Through almost 20 years of concerts, dancers and a variety of other performers, the stage had taken quite a beating, but the most damage appeared to have come from a seeping water pipe that ran beneath the center of the stage. Now, with the help of Coeur d’Alene’s Citizens Council for the Arts and some donated materials from Stock Building Supply, students in NIC’s carpentry program have removed the old stage and made way for the new platform.
“It was in pretty bad shape,” said Clark Lusk, a member of the arts council.
A groove a few inches deep had formed in the middle of the covered stage and become something of a performance hazard, with some of the dancers from the recent Art on the Green festival saying they wouldn’t return next year unless it was fixed.

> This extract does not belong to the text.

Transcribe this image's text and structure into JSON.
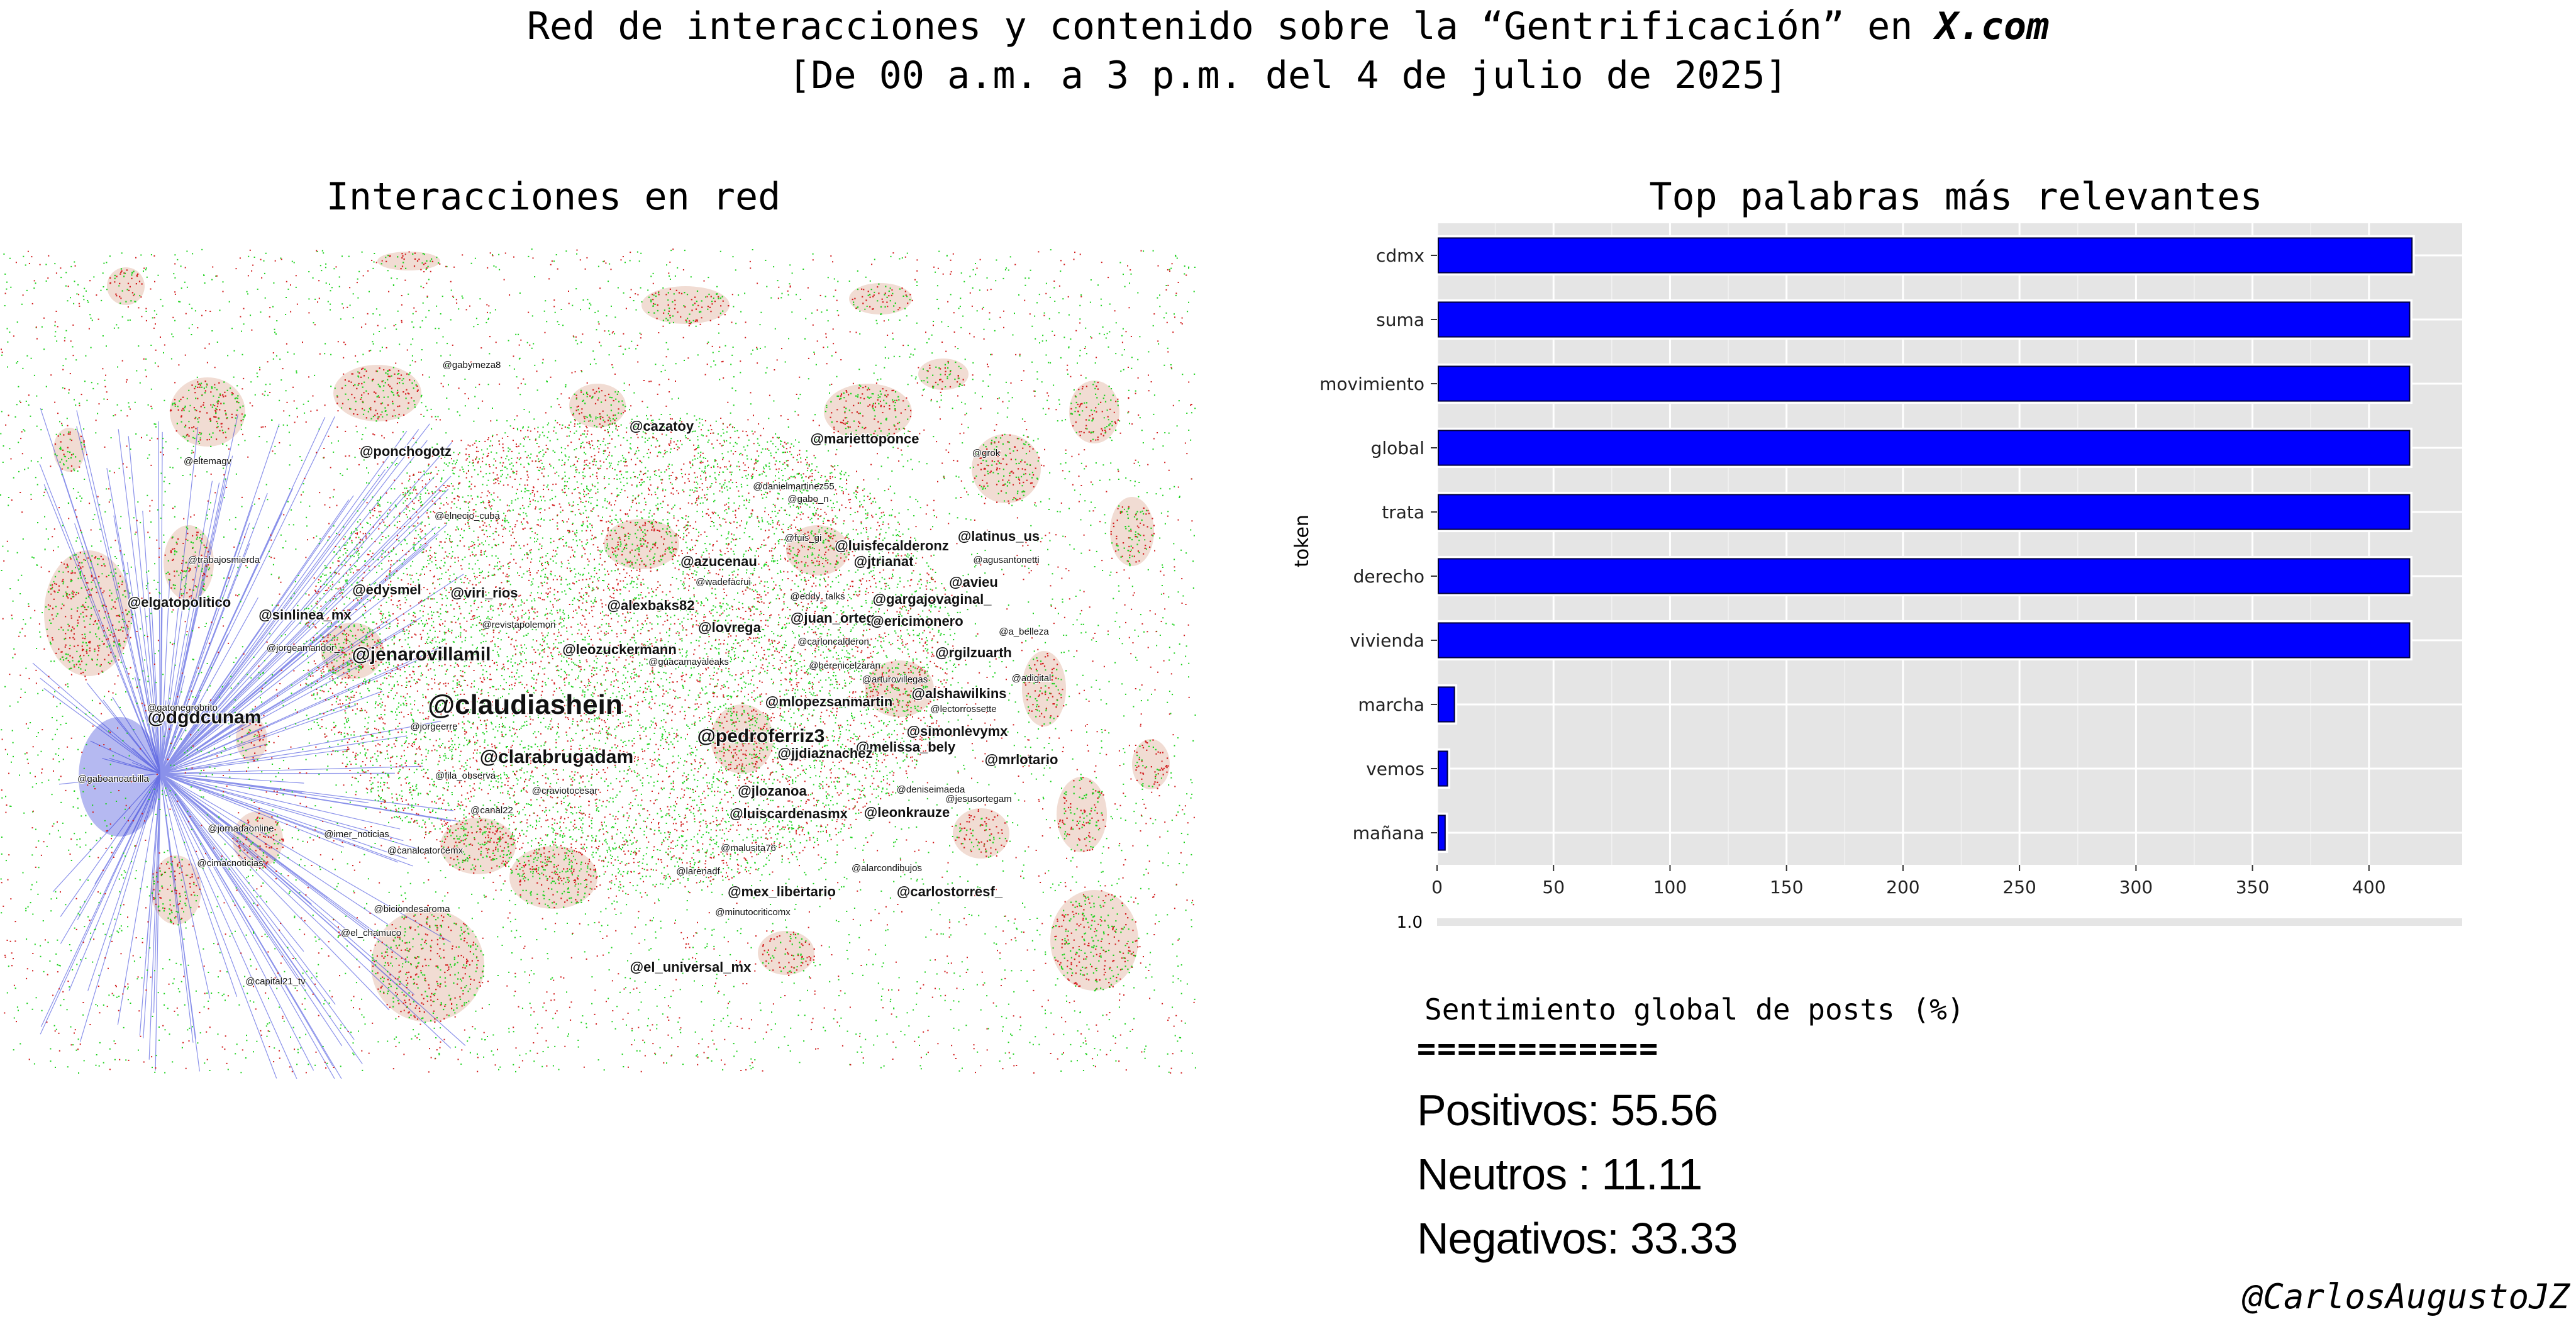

As the organizers behind the city’s lakeside art festival, the nonprofit citizens council listened to the complaints and decided, with the help of NIC, it was time to do something.
“The college has been working great with us for years, and this is just another good example of that,” Lusk said. “We are going to rebuild it so that, hopefully, it will last quite a while.”
With $3,000 from the council, the carpentry program began the demolition of the stage on the first day of classes on Aug. 28. Located behind the college’s Children’s Center, the stage is being built under the guidance of Dave McRae, the head of the carpentry program, and 13 students.
“This stage has been in need of repair for a long, long time,” McRae said.
The rebuilding is a great introduction for carpentry students before the class’s major project gets under way, McRae said. The program will soon begin work on the Raffle House – a project in which 5,000 $100 tickets for a new Post Falls home will be raffled off in July 2007.
“This is kind of a warm-up; (the Raffle House) forms the real structure of the program,” McRae said as he and several students recently prepared to install a beam under the new stage. “We’ve got a good thing going. The students learn better by actually physically doing this.”
Andrew Rockwell, 17, just started his first year in the carpentry program and agrees: “Actually having a hands-on job is 10 times better than being in a classroom.”
The two-week-long stage project is just one of the many construction jobs the program has undertaken on the NIC campus over the years. Benches, shelves and other work have been early semester projects during the 11 years McRae has been a carpentry instructor at NIC.
“This time of year it’s always nice to have side projects,” he said. “Something like this gets us out of the class with real tools, where you can see real results.”